Ahhh, those few blissful moments when my mind is completely and utterly still.
My morning meditation has become my solace, retreating into my inner cave of silence,
it is my daily retreat from the mind stuff of the city.
Sitting at my little altar early morning, candle lit, I close my eyes and feel my breath, in and out,
imagining it moving up and down the spine with each inhalation and exhalation. My mind gets more and more still until the focus is one pointed. Calmly, focusing my attention at the spiritual eye, I send my love and gratitude to the creator for this new day. My life is full of blessings, when I am in a calm space. Otherwise, this game can be full of worries and sorrows.

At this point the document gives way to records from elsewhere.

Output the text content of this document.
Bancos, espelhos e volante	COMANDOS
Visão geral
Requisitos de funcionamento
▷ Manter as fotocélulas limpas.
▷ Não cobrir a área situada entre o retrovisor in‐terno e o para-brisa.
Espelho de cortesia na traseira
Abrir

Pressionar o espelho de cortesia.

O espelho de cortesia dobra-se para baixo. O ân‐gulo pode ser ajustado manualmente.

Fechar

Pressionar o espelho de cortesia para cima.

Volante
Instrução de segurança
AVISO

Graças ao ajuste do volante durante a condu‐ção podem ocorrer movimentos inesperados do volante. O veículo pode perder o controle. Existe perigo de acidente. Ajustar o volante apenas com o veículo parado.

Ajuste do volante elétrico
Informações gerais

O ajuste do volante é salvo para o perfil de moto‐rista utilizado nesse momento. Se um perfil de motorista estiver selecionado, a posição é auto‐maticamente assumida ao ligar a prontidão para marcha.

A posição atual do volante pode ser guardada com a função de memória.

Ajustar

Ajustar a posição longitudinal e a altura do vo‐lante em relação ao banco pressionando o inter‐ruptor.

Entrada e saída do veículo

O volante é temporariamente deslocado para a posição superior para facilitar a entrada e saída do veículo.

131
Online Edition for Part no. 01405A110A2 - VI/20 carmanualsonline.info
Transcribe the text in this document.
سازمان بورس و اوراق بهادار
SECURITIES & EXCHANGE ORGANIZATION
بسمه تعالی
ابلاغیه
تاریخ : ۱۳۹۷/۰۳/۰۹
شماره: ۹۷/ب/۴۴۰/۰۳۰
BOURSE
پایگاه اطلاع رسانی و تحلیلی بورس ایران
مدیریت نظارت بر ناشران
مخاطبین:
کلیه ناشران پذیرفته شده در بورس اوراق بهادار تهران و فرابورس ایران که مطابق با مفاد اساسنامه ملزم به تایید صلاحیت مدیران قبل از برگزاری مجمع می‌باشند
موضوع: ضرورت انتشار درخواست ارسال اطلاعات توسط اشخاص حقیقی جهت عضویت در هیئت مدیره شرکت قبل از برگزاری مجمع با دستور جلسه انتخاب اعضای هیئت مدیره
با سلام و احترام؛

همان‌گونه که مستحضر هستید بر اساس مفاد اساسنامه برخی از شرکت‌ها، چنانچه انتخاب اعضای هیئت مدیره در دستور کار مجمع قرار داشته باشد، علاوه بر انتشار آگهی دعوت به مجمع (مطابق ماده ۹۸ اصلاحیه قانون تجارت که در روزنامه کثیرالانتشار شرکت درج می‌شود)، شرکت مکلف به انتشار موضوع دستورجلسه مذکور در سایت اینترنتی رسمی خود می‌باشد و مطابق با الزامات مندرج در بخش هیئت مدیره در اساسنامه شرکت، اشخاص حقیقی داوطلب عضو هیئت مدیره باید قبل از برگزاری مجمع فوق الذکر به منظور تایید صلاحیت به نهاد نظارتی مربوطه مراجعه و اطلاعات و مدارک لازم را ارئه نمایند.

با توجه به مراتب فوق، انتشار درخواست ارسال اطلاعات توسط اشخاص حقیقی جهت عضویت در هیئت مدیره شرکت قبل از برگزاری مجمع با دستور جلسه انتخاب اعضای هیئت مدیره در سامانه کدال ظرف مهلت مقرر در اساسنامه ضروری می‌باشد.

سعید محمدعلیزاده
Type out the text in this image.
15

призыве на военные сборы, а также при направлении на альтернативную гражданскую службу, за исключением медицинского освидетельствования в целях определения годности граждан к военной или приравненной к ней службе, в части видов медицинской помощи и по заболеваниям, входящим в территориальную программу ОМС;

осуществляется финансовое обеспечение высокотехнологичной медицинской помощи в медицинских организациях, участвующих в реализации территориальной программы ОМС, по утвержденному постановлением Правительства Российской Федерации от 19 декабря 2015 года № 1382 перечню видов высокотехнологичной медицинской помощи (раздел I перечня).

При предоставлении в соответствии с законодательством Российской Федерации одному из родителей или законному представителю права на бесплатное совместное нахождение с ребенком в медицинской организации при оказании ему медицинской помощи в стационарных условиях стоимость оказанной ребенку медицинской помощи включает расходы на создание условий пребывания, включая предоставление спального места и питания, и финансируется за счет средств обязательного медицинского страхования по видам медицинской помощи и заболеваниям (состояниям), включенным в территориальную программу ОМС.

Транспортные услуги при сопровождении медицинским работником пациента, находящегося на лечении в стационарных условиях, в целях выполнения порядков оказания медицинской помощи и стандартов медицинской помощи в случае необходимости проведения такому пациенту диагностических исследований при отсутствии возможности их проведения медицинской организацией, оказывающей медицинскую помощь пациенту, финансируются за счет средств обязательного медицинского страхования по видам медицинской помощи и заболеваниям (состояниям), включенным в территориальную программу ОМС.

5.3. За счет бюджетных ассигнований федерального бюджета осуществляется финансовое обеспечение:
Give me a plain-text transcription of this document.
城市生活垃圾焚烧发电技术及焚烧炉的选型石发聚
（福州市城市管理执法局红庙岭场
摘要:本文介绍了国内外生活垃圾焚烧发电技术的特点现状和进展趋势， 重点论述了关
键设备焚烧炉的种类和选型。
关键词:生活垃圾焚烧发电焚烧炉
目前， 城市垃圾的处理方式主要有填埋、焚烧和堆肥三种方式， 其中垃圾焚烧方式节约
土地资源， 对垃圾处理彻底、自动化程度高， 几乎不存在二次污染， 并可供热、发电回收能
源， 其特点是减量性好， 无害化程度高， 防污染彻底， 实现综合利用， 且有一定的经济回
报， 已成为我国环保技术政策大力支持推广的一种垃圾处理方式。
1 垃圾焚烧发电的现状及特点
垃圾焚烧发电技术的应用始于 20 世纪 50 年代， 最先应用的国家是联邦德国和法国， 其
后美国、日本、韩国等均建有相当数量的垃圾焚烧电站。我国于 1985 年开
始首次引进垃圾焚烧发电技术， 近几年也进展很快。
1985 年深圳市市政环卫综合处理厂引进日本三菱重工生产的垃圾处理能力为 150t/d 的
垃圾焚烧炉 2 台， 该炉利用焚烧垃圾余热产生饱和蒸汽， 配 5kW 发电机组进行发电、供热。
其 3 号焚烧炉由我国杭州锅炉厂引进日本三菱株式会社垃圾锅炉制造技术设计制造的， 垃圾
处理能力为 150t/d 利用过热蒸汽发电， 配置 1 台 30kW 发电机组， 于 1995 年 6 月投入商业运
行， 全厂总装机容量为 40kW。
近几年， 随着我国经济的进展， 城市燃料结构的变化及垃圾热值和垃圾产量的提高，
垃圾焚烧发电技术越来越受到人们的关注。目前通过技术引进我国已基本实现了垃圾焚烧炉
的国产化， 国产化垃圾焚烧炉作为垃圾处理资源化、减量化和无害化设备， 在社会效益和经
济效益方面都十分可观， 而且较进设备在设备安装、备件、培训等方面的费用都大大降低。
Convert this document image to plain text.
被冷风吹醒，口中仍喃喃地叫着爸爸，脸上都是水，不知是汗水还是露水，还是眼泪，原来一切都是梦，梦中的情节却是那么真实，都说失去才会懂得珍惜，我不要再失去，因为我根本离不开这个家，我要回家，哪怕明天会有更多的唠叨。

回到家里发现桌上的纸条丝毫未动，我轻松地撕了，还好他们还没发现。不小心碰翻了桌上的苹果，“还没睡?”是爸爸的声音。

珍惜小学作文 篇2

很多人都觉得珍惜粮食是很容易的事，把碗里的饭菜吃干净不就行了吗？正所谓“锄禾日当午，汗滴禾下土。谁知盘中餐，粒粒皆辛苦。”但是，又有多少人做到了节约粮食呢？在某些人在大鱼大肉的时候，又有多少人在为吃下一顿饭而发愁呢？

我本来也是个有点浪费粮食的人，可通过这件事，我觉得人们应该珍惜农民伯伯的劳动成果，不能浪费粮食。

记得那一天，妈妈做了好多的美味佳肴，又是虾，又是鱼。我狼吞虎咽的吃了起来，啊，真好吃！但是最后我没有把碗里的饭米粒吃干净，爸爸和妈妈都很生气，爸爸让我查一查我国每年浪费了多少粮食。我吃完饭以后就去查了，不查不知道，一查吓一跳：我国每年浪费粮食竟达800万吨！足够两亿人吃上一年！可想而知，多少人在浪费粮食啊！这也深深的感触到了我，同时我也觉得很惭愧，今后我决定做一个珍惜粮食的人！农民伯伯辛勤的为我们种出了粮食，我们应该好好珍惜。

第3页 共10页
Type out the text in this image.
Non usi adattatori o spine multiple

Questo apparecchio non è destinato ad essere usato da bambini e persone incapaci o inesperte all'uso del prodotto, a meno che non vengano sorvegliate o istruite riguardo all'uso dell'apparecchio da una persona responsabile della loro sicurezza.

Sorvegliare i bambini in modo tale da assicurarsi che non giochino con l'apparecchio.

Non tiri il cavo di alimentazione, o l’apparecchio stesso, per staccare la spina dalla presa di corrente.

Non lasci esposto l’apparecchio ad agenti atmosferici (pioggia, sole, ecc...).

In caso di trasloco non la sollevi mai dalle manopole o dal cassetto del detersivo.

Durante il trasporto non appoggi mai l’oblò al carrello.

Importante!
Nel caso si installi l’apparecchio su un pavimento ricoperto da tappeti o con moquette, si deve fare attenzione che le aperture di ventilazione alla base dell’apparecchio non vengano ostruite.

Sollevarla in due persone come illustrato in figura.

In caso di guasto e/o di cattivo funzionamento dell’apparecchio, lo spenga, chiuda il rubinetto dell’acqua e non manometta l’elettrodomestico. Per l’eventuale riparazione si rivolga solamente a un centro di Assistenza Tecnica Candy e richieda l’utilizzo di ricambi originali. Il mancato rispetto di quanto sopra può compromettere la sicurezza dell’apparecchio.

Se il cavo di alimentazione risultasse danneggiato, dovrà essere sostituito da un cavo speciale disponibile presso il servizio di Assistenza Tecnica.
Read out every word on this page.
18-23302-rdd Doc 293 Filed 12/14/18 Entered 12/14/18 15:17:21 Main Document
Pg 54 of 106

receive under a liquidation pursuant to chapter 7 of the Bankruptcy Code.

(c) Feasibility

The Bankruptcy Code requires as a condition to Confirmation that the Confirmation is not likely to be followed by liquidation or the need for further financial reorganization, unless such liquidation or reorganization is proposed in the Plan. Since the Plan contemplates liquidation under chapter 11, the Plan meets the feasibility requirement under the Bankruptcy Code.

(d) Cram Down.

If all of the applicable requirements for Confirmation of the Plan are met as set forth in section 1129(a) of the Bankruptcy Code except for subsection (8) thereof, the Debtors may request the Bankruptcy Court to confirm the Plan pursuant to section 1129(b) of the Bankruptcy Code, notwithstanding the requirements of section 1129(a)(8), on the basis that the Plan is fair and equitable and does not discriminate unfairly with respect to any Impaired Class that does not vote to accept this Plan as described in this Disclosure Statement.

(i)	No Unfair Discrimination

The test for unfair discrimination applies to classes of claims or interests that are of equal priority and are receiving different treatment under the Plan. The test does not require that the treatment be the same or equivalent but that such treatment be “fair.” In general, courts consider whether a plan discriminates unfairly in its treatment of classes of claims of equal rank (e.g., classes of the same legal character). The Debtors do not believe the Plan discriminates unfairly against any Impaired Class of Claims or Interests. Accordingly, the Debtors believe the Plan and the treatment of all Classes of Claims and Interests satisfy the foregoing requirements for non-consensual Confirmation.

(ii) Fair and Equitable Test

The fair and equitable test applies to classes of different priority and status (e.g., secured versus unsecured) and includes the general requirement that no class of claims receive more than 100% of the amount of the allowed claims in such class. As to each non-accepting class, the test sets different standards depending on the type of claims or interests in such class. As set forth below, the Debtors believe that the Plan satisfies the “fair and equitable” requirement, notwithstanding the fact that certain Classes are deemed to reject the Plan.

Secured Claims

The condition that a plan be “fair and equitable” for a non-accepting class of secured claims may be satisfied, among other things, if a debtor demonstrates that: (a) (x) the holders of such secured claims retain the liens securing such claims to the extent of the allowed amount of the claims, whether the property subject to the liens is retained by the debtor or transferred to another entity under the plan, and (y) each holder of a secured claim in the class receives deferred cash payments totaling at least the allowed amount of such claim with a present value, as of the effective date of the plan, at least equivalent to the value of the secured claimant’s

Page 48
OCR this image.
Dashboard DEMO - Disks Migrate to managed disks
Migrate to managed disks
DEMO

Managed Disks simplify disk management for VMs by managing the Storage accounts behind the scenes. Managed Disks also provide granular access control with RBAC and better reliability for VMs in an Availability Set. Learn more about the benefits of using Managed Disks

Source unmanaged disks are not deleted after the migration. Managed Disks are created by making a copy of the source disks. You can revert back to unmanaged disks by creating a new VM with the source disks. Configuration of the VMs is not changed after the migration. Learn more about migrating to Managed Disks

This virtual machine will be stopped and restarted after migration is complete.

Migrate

Yesterday was one of the best days I' ve had in awhile. I felt solid, rooted to the earth and centered in my heart. I was not following the mind for once, I was going with my feeling and it was taking me to a really good place. I got more accomplished than usual and I even had time to cook for my family, take a walk and do a crystal healing for myself and later that evening, for my sister and a good friend. I also till 1am this morning which felt so good and therapeutic.
As I painted, I remembered the gift my mother had given me of this paint set a few days ago, and felt gratitude to my divine mother for answering all my simple little wishes.
I miss the Philippines a lot, and especially my partner who is over there, the simple life of isolation whenever I wanted it. Here in the city, the moments are rare to get away from everything and everyone. I am finding that my years of cultivation of meditation practice was not wasted. All those years of empty, dry and forced sitting was not in vain. It was for moments like these, every morning moments when I can go sit, be alone, and release.